No effective
antiviral therapies are currently available to treat disease after
infection with yellow fever virus (YFV). A Syrian golden hamster model of
yellow fever (YF) was used to characterize the effect of treatment with
BCX4430, a novel
adenosine nucleoside analog. Significant improvement in survival was observed
after treatment with
BCX4430 at 4 mg/kg of
body weight per day dosed intraperitoneally (i.p.) twice daily (BID). Treatment with
BCX4430 at 12.5 mg/kg/day administered i.p. BID for 7 days offered complete protection from mortality and also resulted in significant improvement of other YF disease parameters, including
weight loss, serum
alanine aminotransferase levels (6 days postinfection [dpi]), and
viremia (4 dpi). In uninfected hamsters,
BCX4430 at 200 mg/kg/day administered i.p. BID for 7 days was well tolerated and did not result in mortality or
weight loss, suggesting a potentially wide therapeutic index. Treatment with
BCX4430 at 12 mg/kg/day i.p. remained effective when administered once daily and for only 4 days. Moreover,
BCX4430 dosed at 200 mg/kg/day i.p. BID for 7 days effectively treated YF, even when treatment was delayed up to 4 days after virus challenge, corresponding with peak viral titers in the liver and serum.
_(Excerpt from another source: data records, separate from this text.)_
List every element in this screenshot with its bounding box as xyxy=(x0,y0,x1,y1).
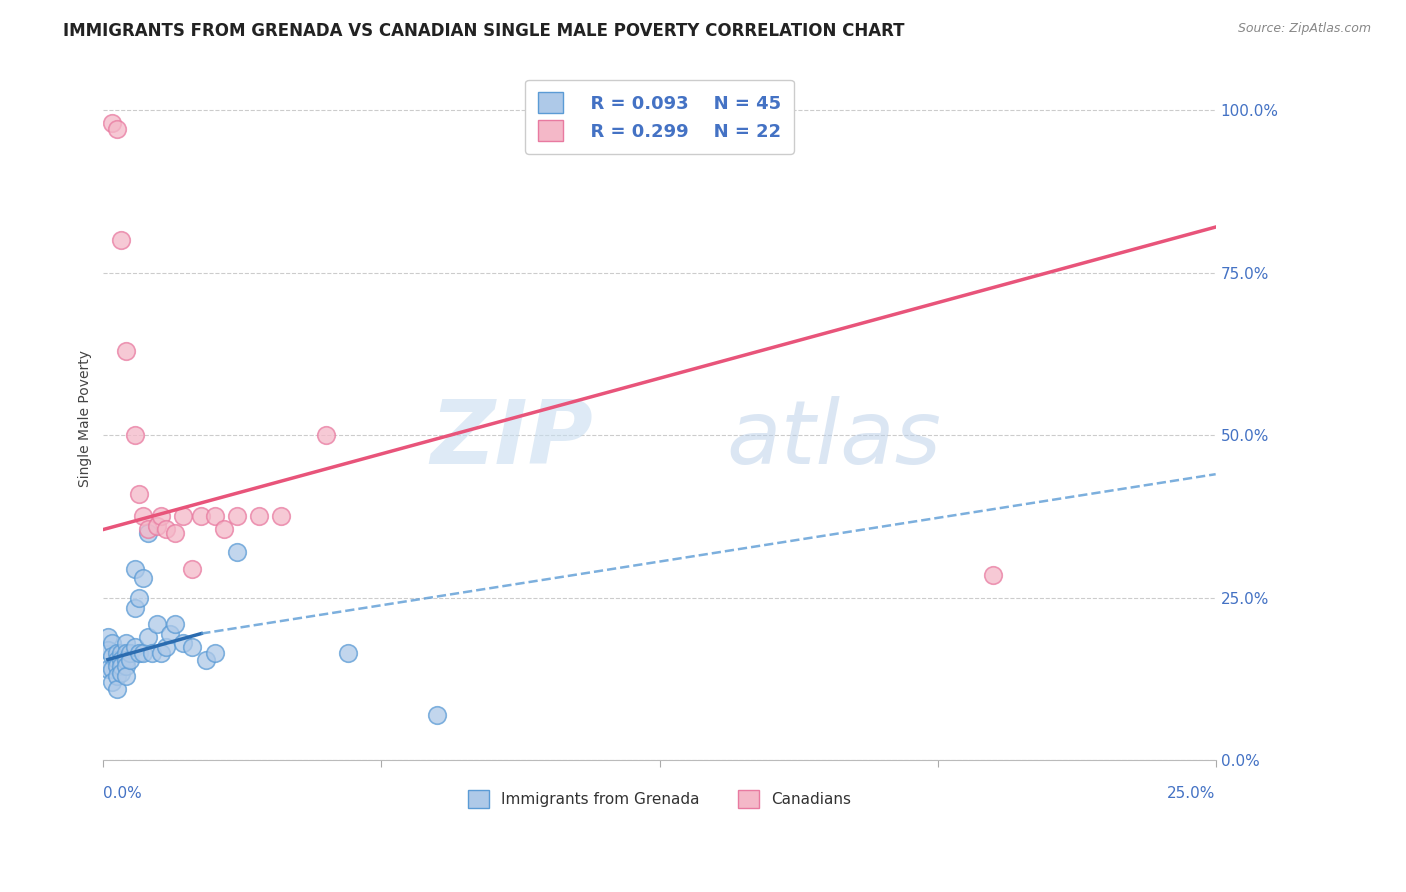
Point xyxy=(136,630,159,644)
Text: IMMIGRANTS FROM GRENADA VS CANADIAN SINGLE MALE POVERTY CORRELATION CHART: IMMIGRANTS FROM GRENADA VS CANADIAN SING… xyxy=(63,22,905,40)
Point xyxy=(146,616,169,631)
Point xyxy=(110,646,132,660)
Point xyxy=(105,659,128,673)
Point xyxy=(247,509,270,524)
Point xyxy=(225,545,247,559)
Point xyxy=(114,659,136,673)
Point xyxy=(101,636,124,650)
Point xyxy=(426,707,449,722)
Point xyxy=(181,640,204,654)
Point xyxy=(101,116,124,130)
Point xyxy=(114,652,136,666)
Point xyxy=(270,509,292,524)
Point xyxy=(128,591,150,605)
Point xyxy=(225,509,247,524)
Text: 25.0%: 25.0% xyxy=(1167,787,1216,801)
Point xyxy=(190,509,212,524)
Point xyxy=(97,642,120,657)
Point xyxy=(105,646,128,660)
Point xyxy=(124,561,146,575)
Point xyxy=(120,646,142,660)
Point xyxy=(114,343,136,358)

BCX4430 treatment did not preclude a protective antibody response, as higher
neutralizing antibody (nAb) concentrations corresponded with increasing delays of treatment initiation, and greater nAb responses resulted in the protection of animals from a secondary challenge with YFV. In summary,
BCX4430 is highly active in a hamster model of YF, even when treatment is initiated at the peak of viral replication.